The multinational clothing company H&M was fined for 35,3 millions euros from the Hamburg Ombudsman. The brand is accused of spying on several hundred employees at a customer service center in Nuremberg, Germany.
The story dates back to 2014, but only today has the legal process to defend the rights of workers been concluded.
Maxi fine for H&M: workers’ privacy violated
Johannes Caspar, Hamburg’s commissioner for privacy protection and freedom of information, said H&M would collect “extensive records of the circumstances of the private life” of employees. Between data sensitive filed by the Swedish company, there are also medical diagnoses, family problems and the religious affiliation of the hundreds of workers involved.
The information, collected by monitoring private conversations and group discussions, would be digitally recorded in a system, available to approximately 50 manager clothing company.

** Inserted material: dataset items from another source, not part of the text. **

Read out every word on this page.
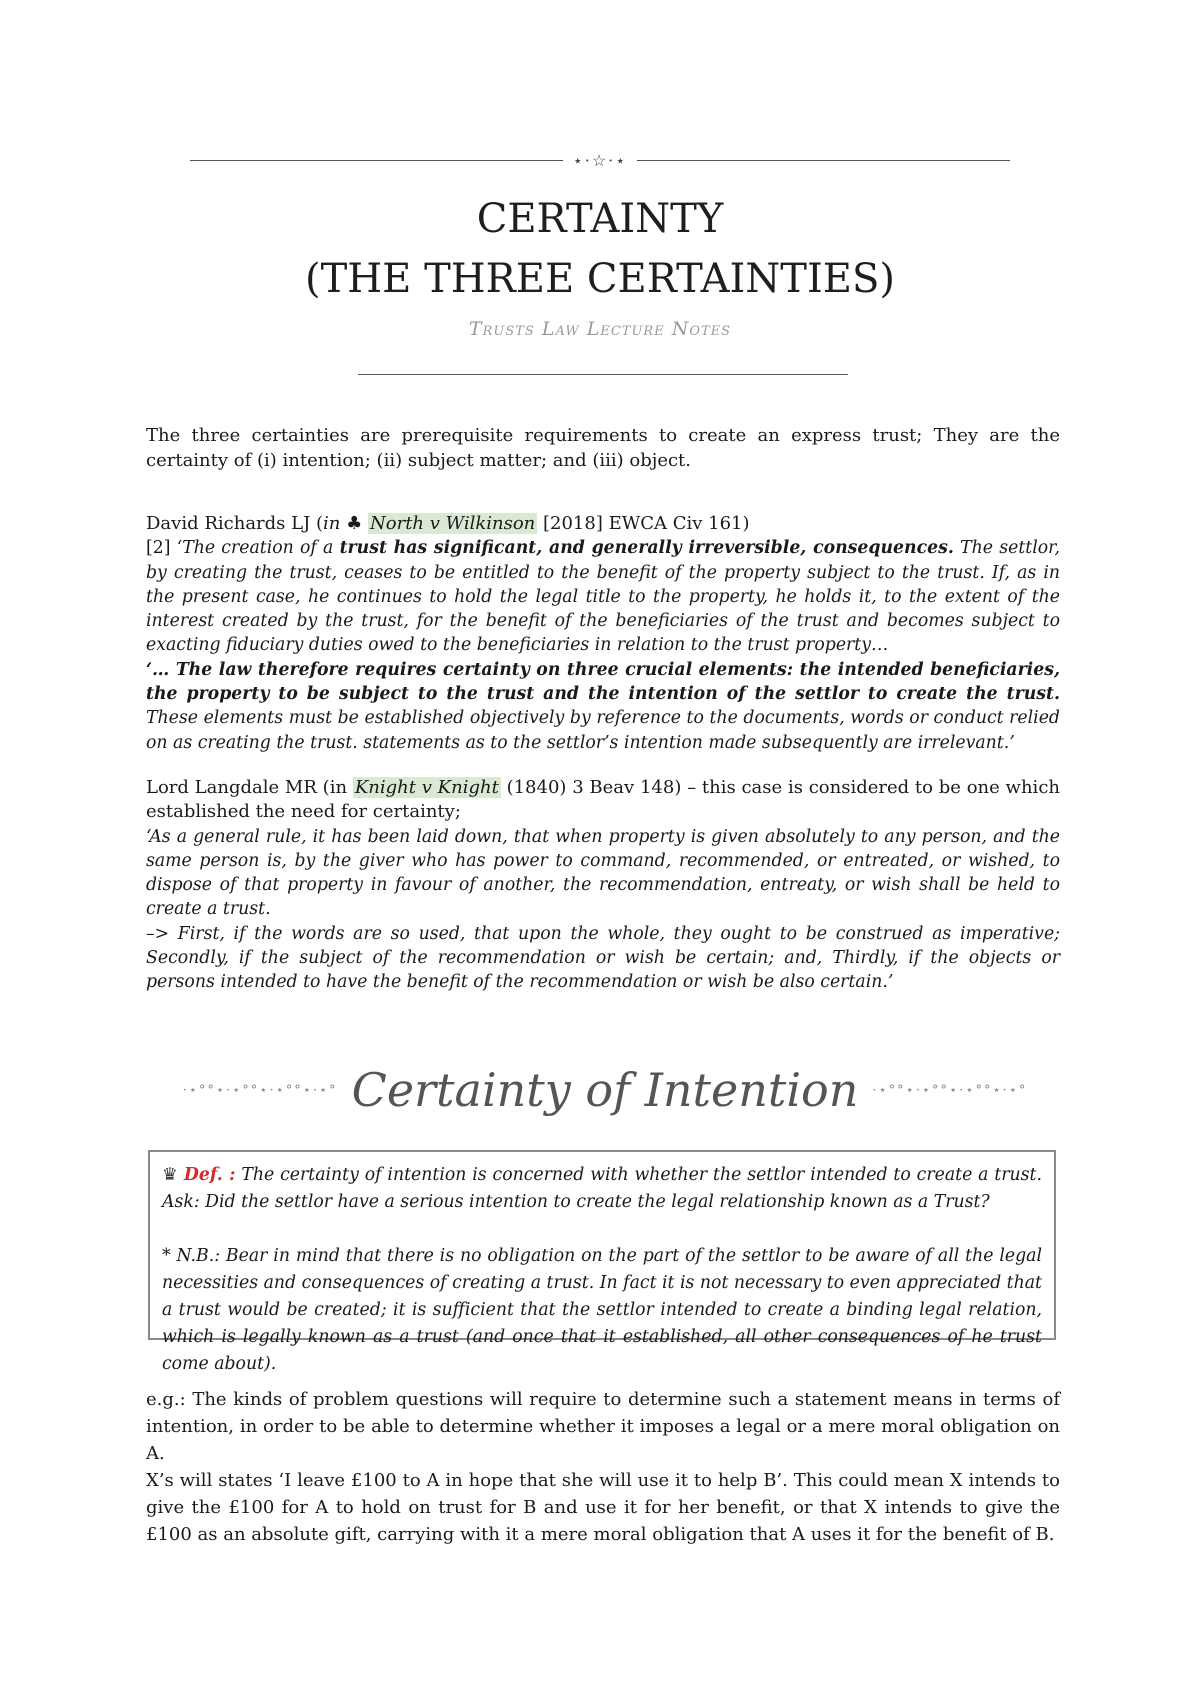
⋆·☆·⋆
CERTAINTY
(THE THREE CERTAINTIES)
Trusts Law Lecture Notes

The three certainties are prerequisite requirements to create an express trust; They are the certainty of (i) intention; (ii) subject matter; and (iii) object.

David Richards LJ (in ♣ North v Wilkinson [2018] EWCA Civ 161)

[2] ‘The creation of a trust has significant, and generally irreversible, consequences. The settlor, by creating the trust, ceases to be entitled to the benefit of the property subject to the trust. If, as in the present case, he continues to hold the legal title to the property, he holds it, to the extent of the interest created by the trust, for the benefit of the beneficiaries of the trust and becomes subject to exacting fiduciary duties owed to the beneficiaries in relation to the trust property…

‘… The law therefore requires certainty on three crucial elements: the intended beneficiaries, the property to be subject to the trust and the intention of the settlor to create the trust. These elements must be established objectively by reference to the documents, words or conduct relied on as creating the trust. statements as to the settlor’s intention made subsequently are irrelevant.’

Lord Langdale MR (in Knight v Knight (1840) 3 Beav 148) – this case is considered to be one which established the need for certainty;

‘As a general rule, it has been laid down, that when property is given absolutely to any person, and the same person is, by the giver who has power to command, recommended, or entreated, or wished, to dispose of that property in favour of another, the recommendation, entreaty, or wish shall be held to create a trust.

–> First, if the words are so used, that upon the whole, they ought to be construed as imperative; Secondly, if the subject of the recommendation or wish be certain; and, Thirdly, if the objects or persons intended to have the benefit of the recommendation or wish be also certain.’

·⋆°°⋆·⋆°°⋆·⋆°°⋆·⋆° Certainty of Intention	·⋆°°⋆·⋆°°⋆·⋆°°⋆·⋆°

♛ Def. : The certainty of intention is concerned with whether the settlor intended to create a trust. Ask: Did the settlor have a serious intention to create the legal relationship known as a Trust?

* N.B.: Bear in mind that there is no obligation on the part of the settlor to be aware of all the legal necessities and consequences of creating a trust. In fact it is not necessary to even appreciated that a trust would be created; it is sufficient that the settlor intended to create a binding legal relation, which is legally known as a trust (and once that it established, all other consequences of he trust come about).

e.g.: The kinds of problem questions will require to determine such a statement means in terms of intention, in order to be able to determine whether it imposes a legal or a mere moral obligation on A.

X’s will states ‘I leave £100 to A in hope that she will use it to help B’. This could mean X intends to give the £100 for A to hold on trust for B and use it for her benefit, or that X intends to give the £100 as an absolute gift, carrying with it a mere moral obligation that A uses it for the benefit of B.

H&M, employee privacy violated: the press release
Hennes & Mauritz Ab, the widely held company that owns the brand, has distanced himself from the delicate affair that took place in Nuremberg. In a statement, he said that “the incident revealed practices for the processing of personal data of employees that are not in line with the regulations and instructions of H & M”.
The leaders of the Swedish company are sorry with offended employees, taking full responsibility for the violation of their privacy and arranging a compensation adequate. In the future, H&M management points out, the company will take new measures to prevent similar abuses from happening again.
H&M in crisis due to Covid: 250 stores will be closed
News of H&M’s 35.3 million euro fine comes within hours of the company’s announcement to close 5% of stores next year. Of the 5,000 total operating today, 250 shops single-brand stores will permanently lower the shutter in 2021. H&M has already closed 50 stores during 2020, due to lockdown and limitations in the hours set by the governments of the countries affected by the Covid-19 pandemic.
The announcement of the new closures came with the final report for the June-August quarter, which ended with a net profit of 1.8 billion Swedish kronor, about 174 million euros. While above expectations, it is about less than half of the 3.8 billion crowns invoiced in the same period last year.
H&M has made it known that the sales have been negatively affected from the health emergency, explaining that at the beginning of the quarter 900 shops remained closed. The clothing giant has seen an increase in online sales 36% since the beginning of the infection. This represents a quarter of the group’s turnover.